Pasada la primera impresión, descendieron hacia el valle. Medio millón de años atrás, un enjambre de meteoritos había aterrizado en la parte más austral de Baharna, en una improbable serie de impactos casi simultáneos sobre un cráter mucho más viejo. Los fragmentos mayores convirtieron el terreno en una piscina de lava, y los más pequeños cayeron cuando ésta aún no se había solidificado. En el choque se generaron multitud de impactitas que, junto con las rocas arrancadas de la corteza, dieron a los cráteres un aspecto insólito y abigarrado. Cuando las condiciones se estabilizaron, la erosión hizo el resto en aquel caos geológico, uniendo unos cráteres con otros, arando rocas, excavando cárcavas, desnudando brillantes vetas de minerales y otorgando al conjunto el aspecto de una flor, un gran crisantemo de pétalos desmelenados.

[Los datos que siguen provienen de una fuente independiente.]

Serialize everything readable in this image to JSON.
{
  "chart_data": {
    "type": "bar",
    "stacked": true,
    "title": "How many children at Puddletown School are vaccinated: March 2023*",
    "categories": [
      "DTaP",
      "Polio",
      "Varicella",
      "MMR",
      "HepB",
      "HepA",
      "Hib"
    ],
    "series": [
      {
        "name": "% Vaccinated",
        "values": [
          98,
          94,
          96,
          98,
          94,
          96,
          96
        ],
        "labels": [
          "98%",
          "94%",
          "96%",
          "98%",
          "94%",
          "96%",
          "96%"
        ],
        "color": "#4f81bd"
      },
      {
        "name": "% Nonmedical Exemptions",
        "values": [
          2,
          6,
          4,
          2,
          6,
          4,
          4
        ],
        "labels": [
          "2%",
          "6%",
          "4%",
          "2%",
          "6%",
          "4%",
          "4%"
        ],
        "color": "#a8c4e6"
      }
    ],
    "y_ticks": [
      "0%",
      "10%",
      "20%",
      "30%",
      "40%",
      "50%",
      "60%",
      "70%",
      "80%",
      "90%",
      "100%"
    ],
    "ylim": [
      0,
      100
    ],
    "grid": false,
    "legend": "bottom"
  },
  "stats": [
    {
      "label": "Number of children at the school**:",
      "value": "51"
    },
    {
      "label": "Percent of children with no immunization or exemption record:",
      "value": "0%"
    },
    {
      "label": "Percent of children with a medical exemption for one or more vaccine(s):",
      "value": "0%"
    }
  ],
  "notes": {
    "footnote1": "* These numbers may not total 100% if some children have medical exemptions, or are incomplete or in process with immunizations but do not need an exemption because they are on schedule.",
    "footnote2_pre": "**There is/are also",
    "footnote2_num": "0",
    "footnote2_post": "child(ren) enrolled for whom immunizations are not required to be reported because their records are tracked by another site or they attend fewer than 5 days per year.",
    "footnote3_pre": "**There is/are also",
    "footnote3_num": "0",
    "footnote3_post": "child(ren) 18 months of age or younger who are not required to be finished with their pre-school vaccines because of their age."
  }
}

Continuando el símil botánico, en el centro se alzaba como un pistilo un pináculo rocoso. El Centro del Mundo reposaba en su cima, como si brotara orgánicamente de ella. Los contrafuertes de los muros parecían costillares pétreos.

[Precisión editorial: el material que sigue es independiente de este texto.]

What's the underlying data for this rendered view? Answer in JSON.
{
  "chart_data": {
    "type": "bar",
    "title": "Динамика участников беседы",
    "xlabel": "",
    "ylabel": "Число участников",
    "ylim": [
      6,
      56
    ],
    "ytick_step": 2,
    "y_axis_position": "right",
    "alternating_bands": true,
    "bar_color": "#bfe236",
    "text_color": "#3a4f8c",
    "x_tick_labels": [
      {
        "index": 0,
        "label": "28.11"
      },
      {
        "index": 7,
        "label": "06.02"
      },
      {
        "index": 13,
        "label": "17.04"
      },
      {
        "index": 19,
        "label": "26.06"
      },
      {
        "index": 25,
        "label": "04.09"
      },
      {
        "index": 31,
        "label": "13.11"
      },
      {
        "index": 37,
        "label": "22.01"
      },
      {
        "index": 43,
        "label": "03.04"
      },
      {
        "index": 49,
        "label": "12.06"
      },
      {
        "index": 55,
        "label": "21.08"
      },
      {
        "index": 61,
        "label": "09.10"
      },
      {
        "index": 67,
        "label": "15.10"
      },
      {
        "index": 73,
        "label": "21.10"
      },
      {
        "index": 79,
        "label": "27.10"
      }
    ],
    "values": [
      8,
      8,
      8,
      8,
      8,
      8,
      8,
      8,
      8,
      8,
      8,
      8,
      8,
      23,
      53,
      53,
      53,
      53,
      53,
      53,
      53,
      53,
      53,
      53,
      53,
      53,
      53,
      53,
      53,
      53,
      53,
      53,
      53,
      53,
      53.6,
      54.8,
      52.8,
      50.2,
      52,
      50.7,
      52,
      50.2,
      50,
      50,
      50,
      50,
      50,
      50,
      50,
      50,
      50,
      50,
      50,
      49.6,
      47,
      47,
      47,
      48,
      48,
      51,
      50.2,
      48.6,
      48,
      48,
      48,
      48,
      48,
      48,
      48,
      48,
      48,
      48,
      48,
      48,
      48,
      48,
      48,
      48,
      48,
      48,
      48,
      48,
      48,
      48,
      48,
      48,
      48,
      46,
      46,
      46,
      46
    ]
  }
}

El camino a la ciudad serpeaba entre una serie de valles radiales. Verena y Daniel, con ojo crítico, admiraron su trazado. Los viajeros estaban expuestos a las torres de vigilancia que lo jalonaban; era imposible pasar desapercibido a menos que se fuera un consumado escalador. Incluso en este último caso, seguro que habría patrullas a la caza de intrusos. Si eran la mitad de competentes que el Maestro Cazador aquello sería inexpugnable. Daniel apostó con Verena a que existirían túneles para que los soldados pudieran salir de la ciudad a incursionar, o como vía de escape. No era de extrañar que en un planeta sin fuerzas aéreas los hubieran dejado en paz durante las guerras civiles. Por supuesto, un bombardeo de antimateria, o con nanoarmas biológicas, acabaría en un plis plas con la resistencia, pero ningún Gobierno derrocharía el dinero en aquel paraje perdido. Sobre todo, si se tenía en cuenta su carencia de minerales raros u otros productos golosos para las multiplanetarias. Ser más pobres que las ratas y vivir en el quito pino constituían las mejores garantías de seguridad.

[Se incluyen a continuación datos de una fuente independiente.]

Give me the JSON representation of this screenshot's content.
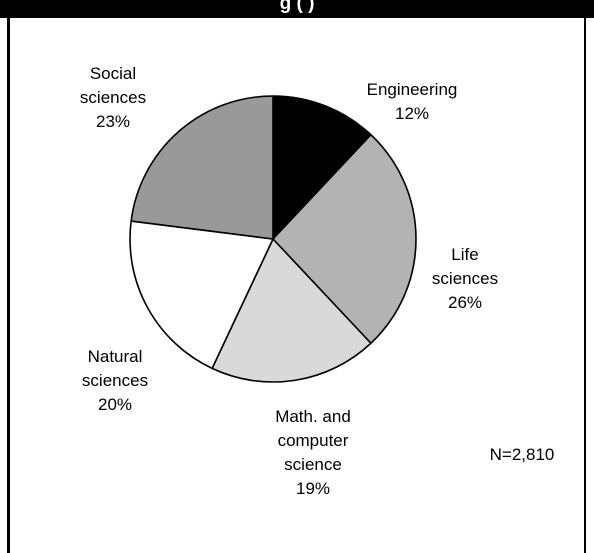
{
  "header": {
    "title_visible_fragment": "g                              (    )"
  },
  "colors": {
    "header_background": "#000000",
    "engineering": "#000000",
    "life_sciences": "#b3b3b3",
    "math_cs": "#d9d9d9",
    "natural_sciences": "#ffffff",
    "social_sciences": "#999999",
    "outline": "#000000"
  },
  "chart_data": {
    "type": "pie",
    "title": "",
    "start_angle_deg": 0,
    "direction": "clockwise",
    "slices": [
      {
        "label_lines": [
          "Engineering",
          "12%"
        ],
        "value": 12,
        "color": "#000000"
      },
      {
        "label_lines": [
          "Life",
          "sciences",
          "26%"
        ],
        "value": 26,
        "color": "#b3b3b3"
      },
      {
        "label_lines": [
          "Math. and",
          "computer",
          "science",
          "19%"
        ],
        "value": 19,
        "color": "#d9d9d9"
      },
      {
        "label_lines": [
          "Natural",
          "sciences",
          "20%"
        ],
        "value": 20,
        "color": "#ffffff"
      },
      {
        "label_lines": [
          "Social",
          "sciences",
          "23%"
        ],
        "value": 23,
        "color": "#999999"
      }
    ],
    "annotation": "N=2,810",
    "legend": "none",
    "grid": false
  }
}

La expedición bajó al cráter y enfiló el camino. El Maestro les indicó que podían relajar las medidas de precaución, ya que estaban bajo vigilancia. Pidió que marcharan con dignidad y recogimiento. Los pastores miraban hacia lo alto, aunque no localizaban a nadie. Los comandos corporativos, con los visores infrarojos, veían columnas de aire caliente por doquier, incluso en los lugares más inverosímiles.
El Maestro Cazador se había encasquetado en la cabeza un curioso tocado confeccionado con hierbas trenzadas. Entregó sus armas a Ivana y Pequeño Val, quienes las llevaban con reverencia, como en una procesión. Obligó a los militares a tomar algunas hojas similares a las palmas en plan penitente y sugirió a los pastores que rasgaran las mangas y mostraran codos y tríceps, algo considerado obsceno en circunstancias normales. El humillarse así, adoptar expresión contrita, llevar un ramo de flores de la piedad y cerrar el pico, indicaría a los vigilantes una situación angustiosa y la petición de cobijo.
A paso lento, de romería casi, subieron por el camino hasta las murallas de la ciudad. Llamaba la atención lo heterogéneo de la vegetación. Prácticamente cada vallecito era una isla de biodiversidad, donde se alternaban especies de la Vieja Tierra con otras autóctonas. En una ocasión, la brisa les trajo un débil pero inconfundible hedor a carroña, que puso a los pastores muy nerviosos. Sin embargo, no osaron murmurar, tal era el respeto que les imponía el lugar.
Al cabo de un par de horas alcanzaron la base del pináculo central y empezaron la subida a las murallas. A pesar de lo escarpado de la orografía, la pendiente nunca superaba el cinco por ciento. Los puentes, túneles y demás soluciones aplicadas para salvar los accidentes eran una obra maestra de ingeniería y arte, por su modo de integrarse en el paisaje.
Y así, respetuosamente, arribaron a las puertas del Centro del Mundo.